Are Judges Displacing Elected Officials Fixing Troubled Cities’ Finances?
Voters in cities elect mayors and councils to run their municipalities. What they didn’t count on were the cases—like in Detroit and the three California cities that have sought federal bankruptcy protection—in which elected officials helped run their communities into the ground. Thus we have the new breed of activist bankruptcy judge, who may use a Chapter 9 case as the platform not just for reorganizing municipal debt, but also for helping set the stage for turning distressed cities around.

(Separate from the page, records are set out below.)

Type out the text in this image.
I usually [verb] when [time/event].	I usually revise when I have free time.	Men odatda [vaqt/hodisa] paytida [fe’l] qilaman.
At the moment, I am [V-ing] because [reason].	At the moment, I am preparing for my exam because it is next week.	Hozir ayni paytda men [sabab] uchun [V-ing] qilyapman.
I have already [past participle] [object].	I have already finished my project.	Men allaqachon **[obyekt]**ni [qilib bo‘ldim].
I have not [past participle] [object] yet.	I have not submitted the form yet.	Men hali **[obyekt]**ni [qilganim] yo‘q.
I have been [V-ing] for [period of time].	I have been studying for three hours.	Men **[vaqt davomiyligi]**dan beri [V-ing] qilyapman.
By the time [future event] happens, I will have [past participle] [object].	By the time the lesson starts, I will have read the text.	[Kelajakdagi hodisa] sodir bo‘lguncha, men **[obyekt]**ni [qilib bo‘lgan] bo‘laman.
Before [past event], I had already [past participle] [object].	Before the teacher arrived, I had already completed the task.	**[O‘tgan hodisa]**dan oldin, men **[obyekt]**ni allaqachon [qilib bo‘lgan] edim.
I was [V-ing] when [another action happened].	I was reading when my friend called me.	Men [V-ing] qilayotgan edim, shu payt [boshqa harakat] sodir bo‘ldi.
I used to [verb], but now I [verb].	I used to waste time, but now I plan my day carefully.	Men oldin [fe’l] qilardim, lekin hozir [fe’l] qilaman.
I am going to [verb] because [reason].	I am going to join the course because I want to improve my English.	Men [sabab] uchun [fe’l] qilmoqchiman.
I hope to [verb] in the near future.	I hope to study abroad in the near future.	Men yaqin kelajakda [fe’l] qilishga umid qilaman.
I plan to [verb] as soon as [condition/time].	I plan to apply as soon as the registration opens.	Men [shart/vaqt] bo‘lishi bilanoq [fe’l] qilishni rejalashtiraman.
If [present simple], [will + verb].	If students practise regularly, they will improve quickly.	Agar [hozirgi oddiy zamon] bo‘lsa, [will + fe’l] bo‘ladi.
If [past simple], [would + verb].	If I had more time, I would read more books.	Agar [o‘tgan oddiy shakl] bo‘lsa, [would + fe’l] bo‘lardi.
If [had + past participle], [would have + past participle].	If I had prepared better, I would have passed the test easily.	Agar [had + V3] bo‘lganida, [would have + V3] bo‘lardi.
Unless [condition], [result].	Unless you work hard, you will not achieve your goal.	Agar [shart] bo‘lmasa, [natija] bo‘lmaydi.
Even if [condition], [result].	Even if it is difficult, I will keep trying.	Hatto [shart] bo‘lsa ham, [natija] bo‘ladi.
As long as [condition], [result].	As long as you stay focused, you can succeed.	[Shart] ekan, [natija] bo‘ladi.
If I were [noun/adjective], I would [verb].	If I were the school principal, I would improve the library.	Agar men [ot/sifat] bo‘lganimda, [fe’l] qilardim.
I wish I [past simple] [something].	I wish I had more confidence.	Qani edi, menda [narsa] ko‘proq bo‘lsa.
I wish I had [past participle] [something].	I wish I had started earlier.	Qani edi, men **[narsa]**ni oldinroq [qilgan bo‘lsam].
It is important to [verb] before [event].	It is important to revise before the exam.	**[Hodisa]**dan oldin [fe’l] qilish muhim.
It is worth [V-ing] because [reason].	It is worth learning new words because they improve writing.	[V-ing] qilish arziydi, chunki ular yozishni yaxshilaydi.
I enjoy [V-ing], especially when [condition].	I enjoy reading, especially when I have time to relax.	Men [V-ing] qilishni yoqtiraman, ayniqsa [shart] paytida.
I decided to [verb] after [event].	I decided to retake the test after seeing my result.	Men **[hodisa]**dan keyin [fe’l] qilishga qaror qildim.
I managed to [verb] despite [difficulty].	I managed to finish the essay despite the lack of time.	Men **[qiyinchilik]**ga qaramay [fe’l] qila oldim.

We saw this idea expressed at a recent symposium, “Chapter 9 and Alternatives for Distressed Municipalities and States,” that the Volcker Alliance co-sponsored with Federal Reserve Bank of New York and the George Mason University State & Local Government Leadership Center. In July, the center’s director, Frank Shafroth, wrote in his monthly Governing Magazine column that the US judiciary “has assumed the most critical role and responsibility for municipal and urban policy. It is increasingly displacing legislative and executive branches in addressing the long-term solvency of some of the nation’s oldest cities.”
The event at the New York Fed featured several current and former mayors, US Treasury and Federal Reserve officials and three leading federal bankruptcy judges, Steven Rhodes, who oversaw Detroit’s bankruptcy case; Thomas Bennett, who was in charge of the bankruptcy case of Jefferson County, Alabama; and Christopher Klein, who is hearing Stockton, California’s Chapter 9 case. Shafroth found that Bennett addressed the importance of “long-term municipal sustainability” as a key outcome to any successful municipal distress proceeding -- in addition to an effective restructuring of a city or county’s debt. Rhodes spoke of the uncertain future of this generation of cities and counties that emerge from municipal bankruptcy given the lack of a federal role in achieving “long-term sustainability,” that is, a plan that entails a structuring of a pensions and debt service.”
Indeed, University of North Carolina-Chapel Hill law professor Melissa Jacoby, an expert on municipal bankruptcy, on July 27 posted a new paper, “Federalism Form and Function in the Detroit Bankruptcy,” in which she contends that a “Detroit Precedent” has emerged from the Chapter 9 case involving Michigan’s biggest city that was overseen by Rhodes.
Citing Rhodes’s active role not just in overseeing Detroit’s restructuring of debt and pension obligations, but also in helping set a new course for the rehabilitation of municipal services, Jacoby concluded that “the `Detroit Blueprint’ is sure to have a ripple effect” in other distressed communities that defies common wisdom on the more limited role federal bankruptcy judges were long thought to play in cases they hear. One can only hope that one of the reforms judges in the wake of Rhodes will demand is greater transparency and honesty in municipal budgets, as the Volcker Alliance recommended in its recent report, “Truth and Integrity in State Budgeting: Lessons From Three States.”
With an increasing number of US cities facing rising financial stress from obligations such as pensions, retiree health care, crumbling infrastructure, and weakening state and federal aid, bankruptcy judges – at least in the states that allow municipalities to file – may become the critical dealmakers that troubled cities and counties need when their own officials have failed in their fiduciary role.